Dana Bansos PKH dan BPNT Tahap 1 2026 Mulai Disalurkan, Penerima Diminta Rutin Cek Rekening
uang--
Proses pencairan bantuan sosial Program Keluarga Harapan dan Bantuan Pangan Non-Tunai tahap pertama tahun 2026 mulai menunjukkan perkembangan sejak awal Februari.
Bantuan untuk periode Januari hingga Maret tersebut telah memasuki fase penyaluran awal. Sejumlah Keluarga Penerima Manfaat dilaporkan sudah melihat dana masuk ke rekening, meski realisasinya masih berlangsung bertahap.
Perbedaan waktu pencairan dipengaruhi kesiapan sistem, wilayah penyaluran, serta masing-masing bank penyalur.
Penyaluran Awal Terpantau di Sejumlah Daerah
Berdasarkan pemantauan perkembangan per 5 Februari 2026, pencairan awal bansos PKH dan BPNT terpantau dimulai melalui Bank Syariah Indonesia, khususnya bagi penerima di Provinsi Aceh.
Sejumlah KPM dilaporkan telah berhasil menarik dana bantuan. Terdapat penerima yang menerima BPNT sebesar Rp600.000 bersamaan dengan PKH senilai Rp1.575.000.
Laporan lain juga mencatat adanya KPM yang memperoleh masing-masing Rp600.000 untuk bantuan PKH dan BPNT. Kondisi ini menunjukkan bahwa proses pencairan telah berjalan, meskipun belum merata di seluruh wilayah.
Pembaruan Status Penyaluran di Sistem
Data terbaru penyaluran menunjukkan bantuan BPNT pada seluruh bank penyalur utama telah berstatus SI atau Standing Instruction.
Status tersebut menandakan perintah penyaluran dana telah diterbitkan, sehingga bantuan tinggal menunggu proses masuk ke kartu Kartu Keluarga Sejahtera masing-masing penerima.
Untuk bantuan PKH, perkembangan status masih bervariasi. Pada Bank BNI dan BSI, penyaluran PKH sudah mencapai tahap SI, sementara di Bank Mandiri dan BRI masih berada pada status SPM atau Surat Perintah Membayar.
Kondisi ini menunjukkan bahwa proses administrasi terus berjalan dan pencairan tinggal menunggu tahapan akhir sebelum dana benar-benar masuk ke rekening penerima.
Syarat dan Komitmen Penerima PKH
Sebelum menerima bantuan PKH, keluarga harus memenuhi komponen kepesertaan yang telah ditetapkan.
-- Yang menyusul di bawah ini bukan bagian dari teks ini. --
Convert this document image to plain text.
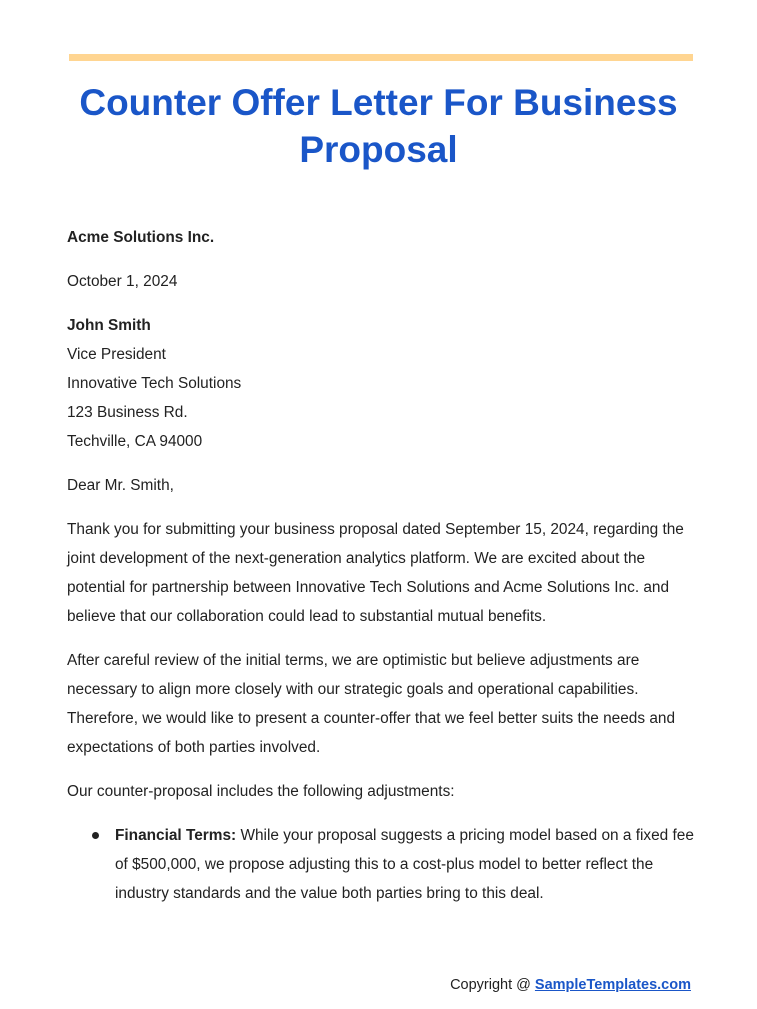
Counter Offer Letter For Business Proposal

Acme Solutions Inc.

October 1, 2024

John Smith

Vice President

Innovative Tech Solutions

123 Business Rd.

Techville, CA 94000

Dear Mr. Smith,

Thank you for submitting your business proposal dated September 15, 2024, regarding the joint development of the next-generation analytics platform. We are excited about the potential for partnership between Innovative Tech Solutions and Acme Solutions Inc. and believe that our collaboration could lead to substantial mutual benefits.

After careful review of the initial terms, we are optimistic but believe adjustments are necessary to align more closely with our strategic goals and operational capabilities. Therefore, we would like to present a counter-offer that we feel better suits the needs and expectations of both parties involved.

Our counter-proposal includes the following adjustments:

Financial Terms: While your proposal suggests a pricing model based on a fixed fee of $500,000, we propose adjusting this to a cost-plus model to better reflect the industry standards and the value both parties bring to this deal.
Copyright @ SampleTemplates.com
Komponen tersebut mencakup ibu hamil atau menyusui, anak usia dini, anak yang masih bersekolah, lanjut usia, serta penyandang disabilitas berat.
Selain itu, kondisi ekonomi keluarga juga menjadi dasar penilaian. Penerima tidak diperkenankan memiliki aset bernilai tinggi yang menunjukkan tingkat kesejahteraan di luar sasaran program.
Peserta PKH juga wajib menjalankan komitmen, antara lain memanfaatkan layanan kesehatan, memastikan kehadiran anak di sekolah, serta mengikuti pendampingan sosial.
Seluruh persyaratan tersebut dievaluasi secara berkala melalui proses verifikasi dan validasi data, sehingga status kepesertaan dapat berubah apabila keluarga tidak lagi memenuhi ketentuan.
BPNT Tahap Sebelumnya Masih Dalam Proses
Di tengah mulai disalurkannya bantuan tahap pertama tahun 2026, sebagian KPM masih menunggu pencairan BPNT tahap sebelumnya yang belum diterima.
Berdasarkan hasil pengecekan, bantuan tahap tersebut masih berada pada proses verifikasi rekening atau telah berstatus SI, namun dana belum terlihat masuk ke rekening.
Kondisi ini mengindikasikan bahwa penyaluran BPNT tahap awal tahun 2026 berpotensi terealisasi lebih dulu dibandingkan sisa dana tahap sebelumnya yang masih tertahan akibat proses administrasi.
Imbauan bagi Keluarga Penerima Manfaat
Dengan dimulainya penyaluran ini, dapat dipastikan bahwa bantuan PKH dan BPNT tahap pertama tahun 2026 telah resmi berjalan meski belum serentak.
Penerima dengan KKS Bank BSI disarankan rutin memantau saldo karena pencairan awal telah terpantau masuk.
Sementara itu, KPM pengguna KKS Bank Mandiri, BRI, dan BNI diimbau tetap memantau perkembangan secara berkala, mengingat status penyaluran menunjukkan dana akan segera disalurkan.
Pemerintah mengingatkan masyarakat untuk mengandalkan informasi resmi dan tidak terburu-buru mendatangi ATM sebelum saldo benar-benar bertambah.